Secondo dati dell'ambasciata nigeriana a Jakarta resi noti il 3 maggio 2017, in carcere vi sono attualmente 121 nigeriani per vari reati legati alla droga, 13 dei quali condannati a morte.

Le Nazioni Unite
Nel 2008, il Consiglio diritti umani dell’ONU, nell’ambito del processo universale di revisione periodico sui diritti umani, ha raccomandato all’Indonesia di abolire la pena di morte ma il Governo ha replicato di voler mantenere questa pena per applicarla in modo selettivo e limitato migliorando le garanzie legate alla sua applicazione. Il 23 maggio 2012, l’Indonesia è stata sottoposta alla Revisione Periodica Universale del Consiglio dei Diritti Umani dell’ONU. Il Governo ha respinto le raccomandazioni di stabilire una moratoria ufficiale sulle esecuzioni in vista dell’abolizione della pena di morte. Il 6 novembre 2014, il nuovo Ministro per i Diritti Umani e la Legge Yasonna Laoly si è detto personalmente contrario alla pena di morte. "Sono tra coloro che sulla pena di morte pensano in modo diverso. Questo è il mio principio. Non sono un sostenitore della pena capitale." Ciò nonostante, Yasonna ha detto di non volere “esercitare pressioni", nel rispetto delle sentenze emesse dai tribunali. Il 20 dicembre 2012, l'Indonesia ha cambiato il suo voto sulla Moratoria ONU sull'uso della pena di morte da contrario ad astensione. Il delegato indonesiano ha dichiarato che il dibattito pubblico sulla pena di morte in Indonesia era "in corso, anche riguardo a una possibile moratoria".

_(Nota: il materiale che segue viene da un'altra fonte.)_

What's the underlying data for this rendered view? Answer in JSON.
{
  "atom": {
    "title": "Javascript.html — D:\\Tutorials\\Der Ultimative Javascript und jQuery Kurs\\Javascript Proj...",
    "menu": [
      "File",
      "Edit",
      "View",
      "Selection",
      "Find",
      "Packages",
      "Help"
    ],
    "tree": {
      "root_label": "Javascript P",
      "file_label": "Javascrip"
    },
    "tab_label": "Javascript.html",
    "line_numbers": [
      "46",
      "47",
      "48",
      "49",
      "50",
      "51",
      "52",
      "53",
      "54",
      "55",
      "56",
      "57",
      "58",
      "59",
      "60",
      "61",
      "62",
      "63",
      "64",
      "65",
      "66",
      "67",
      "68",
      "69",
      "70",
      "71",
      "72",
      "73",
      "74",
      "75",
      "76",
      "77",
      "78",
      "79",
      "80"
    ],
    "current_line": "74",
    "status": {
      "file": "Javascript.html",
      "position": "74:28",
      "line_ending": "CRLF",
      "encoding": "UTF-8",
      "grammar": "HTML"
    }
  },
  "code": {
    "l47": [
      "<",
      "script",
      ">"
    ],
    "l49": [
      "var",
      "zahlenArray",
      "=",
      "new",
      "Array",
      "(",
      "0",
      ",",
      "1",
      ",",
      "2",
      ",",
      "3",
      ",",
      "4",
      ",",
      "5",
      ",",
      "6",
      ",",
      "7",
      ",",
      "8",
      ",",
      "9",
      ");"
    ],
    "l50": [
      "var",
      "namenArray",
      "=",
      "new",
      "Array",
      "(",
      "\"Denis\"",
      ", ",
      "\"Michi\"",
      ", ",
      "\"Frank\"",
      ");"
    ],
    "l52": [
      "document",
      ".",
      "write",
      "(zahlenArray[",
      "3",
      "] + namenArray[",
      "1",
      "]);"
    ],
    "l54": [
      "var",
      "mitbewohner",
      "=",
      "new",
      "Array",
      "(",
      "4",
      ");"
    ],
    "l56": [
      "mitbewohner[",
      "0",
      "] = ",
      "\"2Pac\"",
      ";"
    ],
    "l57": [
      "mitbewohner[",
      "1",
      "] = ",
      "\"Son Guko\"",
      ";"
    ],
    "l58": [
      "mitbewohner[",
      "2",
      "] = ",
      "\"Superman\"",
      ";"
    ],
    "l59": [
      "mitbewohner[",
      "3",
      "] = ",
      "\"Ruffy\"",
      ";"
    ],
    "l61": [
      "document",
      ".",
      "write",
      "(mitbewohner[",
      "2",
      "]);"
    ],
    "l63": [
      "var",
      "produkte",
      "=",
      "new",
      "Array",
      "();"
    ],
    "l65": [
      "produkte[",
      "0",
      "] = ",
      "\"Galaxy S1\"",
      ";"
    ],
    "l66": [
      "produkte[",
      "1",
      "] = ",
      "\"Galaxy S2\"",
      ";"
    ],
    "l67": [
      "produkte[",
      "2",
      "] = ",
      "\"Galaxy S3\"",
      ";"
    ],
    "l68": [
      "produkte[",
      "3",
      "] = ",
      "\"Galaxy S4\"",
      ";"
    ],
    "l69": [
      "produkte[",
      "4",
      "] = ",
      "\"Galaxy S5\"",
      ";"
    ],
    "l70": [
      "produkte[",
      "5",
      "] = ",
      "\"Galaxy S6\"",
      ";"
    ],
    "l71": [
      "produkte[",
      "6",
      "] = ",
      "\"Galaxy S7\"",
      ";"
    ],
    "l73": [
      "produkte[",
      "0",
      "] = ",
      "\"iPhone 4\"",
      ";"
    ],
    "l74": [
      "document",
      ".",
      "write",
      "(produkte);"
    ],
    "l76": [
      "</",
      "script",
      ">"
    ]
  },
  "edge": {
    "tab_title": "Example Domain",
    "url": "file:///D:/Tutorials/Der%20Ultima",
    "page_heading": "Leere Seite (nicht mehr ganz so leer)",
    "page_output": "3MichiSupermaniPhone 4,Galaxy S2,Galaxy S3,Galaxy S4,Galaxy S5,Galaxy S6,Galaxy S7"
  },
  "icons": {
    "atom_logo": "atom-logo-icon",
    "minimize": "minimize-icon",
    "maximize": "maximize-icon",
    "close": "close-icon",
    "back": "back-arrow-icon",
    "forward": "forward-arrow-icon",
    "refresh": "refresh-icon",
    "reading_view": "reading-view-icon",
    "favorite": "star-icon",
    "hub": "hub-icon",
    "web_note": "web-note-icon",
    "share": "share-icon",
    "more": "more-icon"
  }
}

Nel maggio 2017, l'Indonesia durante il terzo ciclo della Revisione Periodica Universale, ha accolto due raccomandazioni relative alla pena di morte: prendere in considerazione una moratoria sulle esecuzioni e garantire il diritto a un processo equo e il diritto di ricorso per persone condannate a morte. Ha invece rigettato quelle per l'abolizione della pena di morte, dicendo che "la pena di morte è ancora prevista dalla legge" e che "il codice penale rivisto prevede maggiori garanzie nei processi capitali. 

Il 29 settembre 2017, l’Indonesia si è astenuta sulla risoluzione sulla pena di morte (L6/17) alla 36° sessione del Consiglio diritti umani
Il 17 dicembre 2018 l’Indonesia si è astenuta sulla Risoluzione per una Moratoria delle esecuzioni capitali all’Assemblea Generale delle Nazioni Unite.